Simulating sharp geometric features in six degrees-of-freedom haptic rendering.

It is a challenging problem to achieve six degree-of-freedom (DoF) haptic simulation of subtle force feelings caused by contacts at sharp geometric features in multi-region contact scenarios. We design a novel sphere-tree model for objects with sharp features and use a configuration-based optimization method to compute feedback force and torque. Given a triangle mesh of an object, a sphere-tree model is created based on dihedral angles between pairs of adjacent triangles. The model consists of a hierarchical sphere-tree for global shape and a linked-list of spheres for local areas with sharp features. In each local area with a sharp edge, we first identify those spheres with radii greater than an upper limit determined by the dihedral angle of the edge. Those spheres are further divided into a linear list of smaller spheres by a splitting method. The experiment results from a cylinder-cube interaction validate that the proposed method can simulate subtle force direction changes when an object slides across sharp edges.

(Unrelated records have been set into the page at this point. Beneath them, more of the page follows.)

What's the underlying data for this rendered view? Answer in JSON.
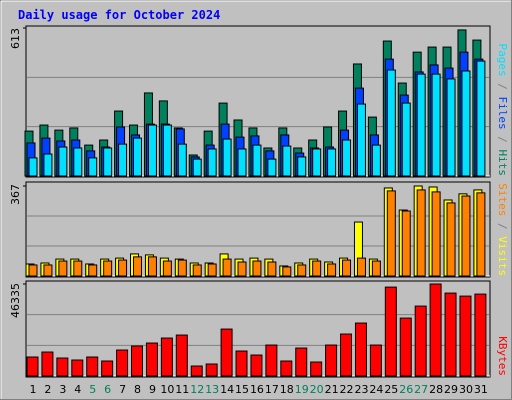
{
  "chart_data": [
    {
      "type": "bar",
      "title": "Daily usage for October 2024",
      "ylim": [
        0,
        613
      ],
      "yticks": [
        613
      ],
      "series": [
        {
          "name": "Hits",
          "color": "#00805c",
          "values": [
            186,
            211,
            190,
            199,
            128,
            149,
            269,
            211,
            344,
            311,
            199,
            87,
            186,
            302,
            232,
            199,
            116,
            199,
            116,
            149,
            203,
            269,
            464,
            244,
            559,
            385,
            513,
            534,
            534,
            605,
            563
          ]
        },
        {
          "name": "Files",
          "color": "#0040ff",
          "values": [
            137,
            157,
            145,
            149,
            104,
            120,
            203,
            170,
            215,
            215,
            195,
            79,
            128,
            215,
            161,
            166,
            104,
            170,
            95,
            116,
            120,
            190,
            364,
            170,
            484,
            335,
            431,
            460,
            447,
            513,
            484
          ]
        },
        {
          "name": "Pages",
          "color": "#00e0ff",
          "values": [
            75,
            91,
            120,
            116,
            75,
            116,
            132,
            157,
            211,
            211,
            132,
            70,
            112,
            153,
            112,
            128,
            70,
            124,
            79,
            112,
            112,
            149,
            298,
            128,
            439,
            302,
            422,
            422,
            402,
            435,
            476
          ]
        }
      ]
    },
    {
      "type": "bar",
      "ylim": [
        0,
        367
      ],
      "yticks": [
        367
      ],
      "series": [
        {
          "name": "Visits",
          "color": "#ffff00",
          "values": [
            49,
            53,
            69,
            69,
            49,
            69,
            73,
            90,
            86,
            73,
            69,
            53,
            53,
            90,
            69,
            73,
            69,
            41,
            53,
            69,
            57,
            73,
            220,
            69,
            359,
            269,
            367,
            363,
            310,
            335,
            351
          ]
        },
        {
          "name": "Sites",
          "color": "#ff8000",
          "values": [
            45,
            45,
            61,
            61,
            45,
            61,
            65,
            78,
            78,
            61,
            65,
            45,
            49,
            69,
            57,
            61,
            57,
            37,
            45,
            61,
            49,
            65,
            73,
            61,
            347,
            265,
            351,
            343,
            298,
            326,
            339
          ]
        }
      ]
    },
    {
      "type": "bar",
      "ylim": [
        0,
        46335
      ],
      "yticks": [
        46335
      ],
      "categories": [
        "1",
        "2",
        "3",
        "4",
        "5",
        "6",
        "7",
        "8",
        "9",
        "10",
        "11",
        "12",
        "13",
        "14",
        "15",
        "16",
        "17",
        "18",
        "19",
        "20",
        "21",
        "22",
        "23",
        "24",
        "25",
        "26",
        "27",
        "28",
        "29",
        "30",
        "31"
      ],
      "label_colors": [
        "#000",
        "#000",
        "#000",
        "#000",
        "#00805c",
        "#00805c",
        "#000",
        "#000",
        "#000",
        "#000",
        "#000",
        "#00805c",
        "#00805c",
        "#000",
        "#000",
        "#000",
        "#000",
        "#000",
        "#00805c",
        "#00805c",
        "#000",
        "#000",
        "#000",
        "#000",
        "#000",
        "#00805c",
        "#00805c",
        "#000",
        "#000",
        "#000",
        "#000"
      ],
      "series": [
        {
          "name": "KBytes",
          "color": "#ff0000",
          "values": [
            9560,
            12070,
            9050,
            8050,
            9560,
            7550,
            13080,
            15090,
            16600,
            19110,
            20620,
            5030,
            6040,
            23640,
            12580,
            10560,
            15590,
            7550,
            14080,
            7040,
            15590,
            21130,
            26660,
            15590,
            44770,
            29170,
            35210,
            46335,
            41760,
            40240,
            41250
          ]
        }
      ]
    }
  ]
}
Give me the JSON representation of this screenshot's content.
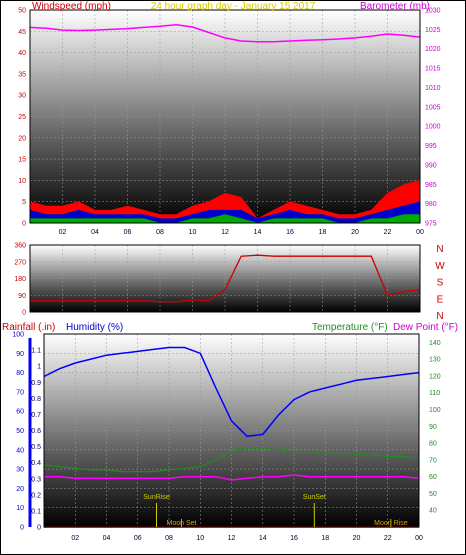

Perception-based experiments and a haptic-to-vision shape matching task are also used to compare the performance between our proposed method and other rendering methods. The comparison results show that our method is more effective in simulating sharp features both in terms of measured force signals and human subjective evaluation. Non-penetration among objects is maintained for multi-region contact scenarios. The haptic rendering rate is about 1 kHz, and the subtle force feeling of sliding along sharp features can be stably simulated.